I won’t finish it here.
But it starts like this: the general managed to stand on his own…
I’ll let you work out what the ‘…’ could be, but it appears that we have a general who’s done just that, realised the pain it has caused himself, and is now trying to rearrange his body parts without losing any more dignity or falling over.
I guess that’s because even the left-of-left Defence Minister, Marise Payne, can see that the incoming Chief of Defence Force has done something stupid.
From The Australian today:
But a spokesman for Defence Minister Marise Payne last night revealed commanders could apply for an exemption to the ban on death symbols. He said Senator Payne supported the intent of the Chief of Army’s minute but noted “that applications from unit commanders for exemption of a symbol or icon will be considered on a case-by-case basis”. It was not clear whether that policy was already in place or came in response to anger over the ban.
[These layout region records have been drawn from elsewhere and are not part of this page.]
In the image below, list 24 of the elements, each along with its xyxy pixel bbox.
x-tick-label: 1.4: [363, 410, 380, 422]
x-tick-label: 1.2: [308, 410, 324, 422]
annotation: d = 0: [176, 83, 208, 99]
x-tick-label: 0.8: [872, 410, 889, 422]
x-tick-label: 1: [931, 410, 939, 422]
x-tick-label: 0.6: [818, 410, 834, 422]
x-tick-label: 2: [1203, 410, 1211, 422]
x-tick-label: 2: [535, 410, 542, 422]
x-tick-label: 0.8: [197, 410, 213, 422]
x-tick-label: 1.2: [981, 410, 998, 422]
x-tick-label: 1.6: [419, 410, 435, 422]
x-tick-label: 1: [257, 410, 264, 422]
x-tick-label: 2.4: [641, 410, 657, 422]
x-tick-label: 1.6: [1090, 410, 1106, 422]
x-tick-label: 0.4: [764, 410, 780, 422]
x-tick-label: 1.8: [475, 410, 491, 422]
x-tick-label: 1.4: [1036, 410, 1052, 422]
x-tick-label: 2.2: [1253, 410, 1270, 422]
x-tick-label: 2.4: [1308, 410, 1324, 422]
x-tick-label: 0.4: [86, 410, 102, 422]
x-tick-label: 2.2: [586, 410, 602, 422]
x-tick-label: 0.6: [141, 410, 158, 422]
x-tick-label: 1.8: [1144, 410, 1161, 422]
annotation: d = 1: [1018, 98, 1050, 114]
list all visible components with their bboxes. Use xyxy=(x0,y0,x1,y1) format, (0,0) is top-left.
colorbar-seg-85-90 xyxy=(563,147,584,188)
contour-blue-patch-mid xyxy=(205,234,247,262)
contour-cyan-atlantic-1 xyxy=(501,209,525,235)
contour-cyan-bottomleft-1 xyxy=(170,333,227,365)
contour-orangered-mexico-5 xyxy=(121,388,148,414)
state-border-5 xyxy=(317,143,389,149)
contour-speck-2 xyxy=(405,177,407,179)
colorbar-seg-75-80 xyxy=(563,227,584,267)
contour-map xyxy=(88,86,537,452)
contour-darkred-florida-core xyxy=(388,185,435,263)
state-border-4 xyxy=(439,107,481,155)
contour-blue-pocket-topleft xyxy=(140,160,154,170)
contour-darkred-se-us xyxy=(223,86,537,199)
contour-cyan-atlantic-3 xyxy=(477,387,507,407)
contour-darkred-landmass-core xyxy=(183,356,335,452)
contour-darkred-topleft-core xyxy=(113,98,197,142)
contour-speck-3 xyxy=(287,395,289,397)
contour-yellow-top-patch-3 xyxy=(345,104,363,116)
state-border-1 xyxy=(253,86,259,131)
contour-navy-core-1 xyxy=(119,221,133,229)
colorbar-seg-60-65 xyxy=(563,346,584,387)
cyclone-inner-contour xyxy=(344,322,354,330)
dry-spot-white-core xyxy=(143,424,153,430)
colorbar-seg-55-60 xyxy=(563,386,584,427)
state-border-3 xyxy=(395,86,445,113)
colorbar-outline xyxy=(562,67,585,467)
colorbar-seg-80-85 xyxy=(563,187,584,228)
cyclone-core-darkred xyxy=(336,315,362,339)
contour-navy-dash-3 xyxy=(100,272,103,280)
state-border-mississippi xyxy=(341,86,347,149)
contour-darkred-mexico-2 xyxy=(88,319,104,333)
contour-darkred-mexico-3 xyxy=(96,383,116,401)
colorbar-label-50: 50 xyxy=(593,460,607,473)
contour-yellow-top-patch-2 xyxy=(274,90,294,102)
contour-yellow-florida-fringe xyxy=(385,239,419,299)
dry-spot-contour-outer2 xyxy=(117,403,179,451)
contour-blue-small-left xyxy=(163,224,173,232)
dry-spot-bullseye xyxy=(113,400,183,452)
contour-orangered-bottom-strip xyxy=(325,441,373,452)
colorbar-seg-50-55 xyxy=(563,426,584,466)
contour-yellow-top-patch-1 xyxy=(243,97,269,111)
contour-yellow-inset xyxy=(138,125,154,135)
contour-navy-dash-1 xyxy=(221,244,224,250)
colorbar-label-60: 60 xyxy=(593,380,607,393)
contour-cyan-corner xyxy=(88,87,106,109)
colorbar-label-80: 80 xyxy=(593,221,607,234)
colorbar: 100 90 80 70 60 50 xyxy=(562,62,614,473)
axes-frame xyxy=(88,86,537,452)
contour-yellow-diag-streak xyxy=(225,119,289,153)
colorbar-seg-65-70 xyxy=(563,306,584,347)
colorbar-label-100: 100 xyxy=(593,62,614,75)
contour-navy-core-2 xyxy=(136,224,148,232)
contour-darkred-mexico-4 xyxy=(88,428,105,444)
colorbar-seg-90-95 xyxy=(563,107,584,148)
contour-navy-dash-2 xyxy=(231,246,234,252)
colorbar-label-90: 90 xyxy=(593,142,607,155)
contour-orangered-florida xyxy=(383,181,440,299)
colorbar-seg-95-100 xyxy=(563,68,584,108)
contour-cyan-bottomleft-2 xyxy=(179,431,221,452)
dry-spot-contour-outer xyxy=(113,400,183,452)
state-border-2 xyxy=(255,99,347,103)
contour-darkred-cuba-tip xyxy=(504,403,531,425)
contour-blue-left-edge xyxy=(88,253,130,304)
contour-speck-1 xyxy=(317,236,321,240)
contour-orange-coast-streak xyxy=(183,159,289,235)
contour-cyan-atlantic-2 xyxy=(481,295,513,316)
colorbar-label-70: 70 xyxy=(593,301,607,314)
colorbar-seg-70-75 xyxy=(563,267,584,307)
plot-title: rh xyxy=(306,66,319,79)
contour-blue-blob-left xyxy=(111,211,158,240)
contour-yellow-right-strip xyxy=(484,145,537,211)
I guess that’s another way of saying that Lieutenant General Campbell’s directive banning images such as the one painted below on the face of posthumous VC winner, Cameron Baird, is already in retreat.
Along the way, however, it will cause confusion.
Units are removing works of military art and morale has taken a hit.
So will the new Chief of Defence Force’s credibility and reputation. The name ‘Care Bear Campbell’ is going to stick.
Artwork at Australia’s Camp Baker at Kandahar Airfield, Afghanistan in 2011 from the Australian War Memorial’s collection.
A typical T-Shirt produced and sold at Camp Liberty, Baghdad, during the war in Iraq and probably now banned.
By the way, next to Camp Liberty was Camp Slayer – I spent 6 months there in 2008-09.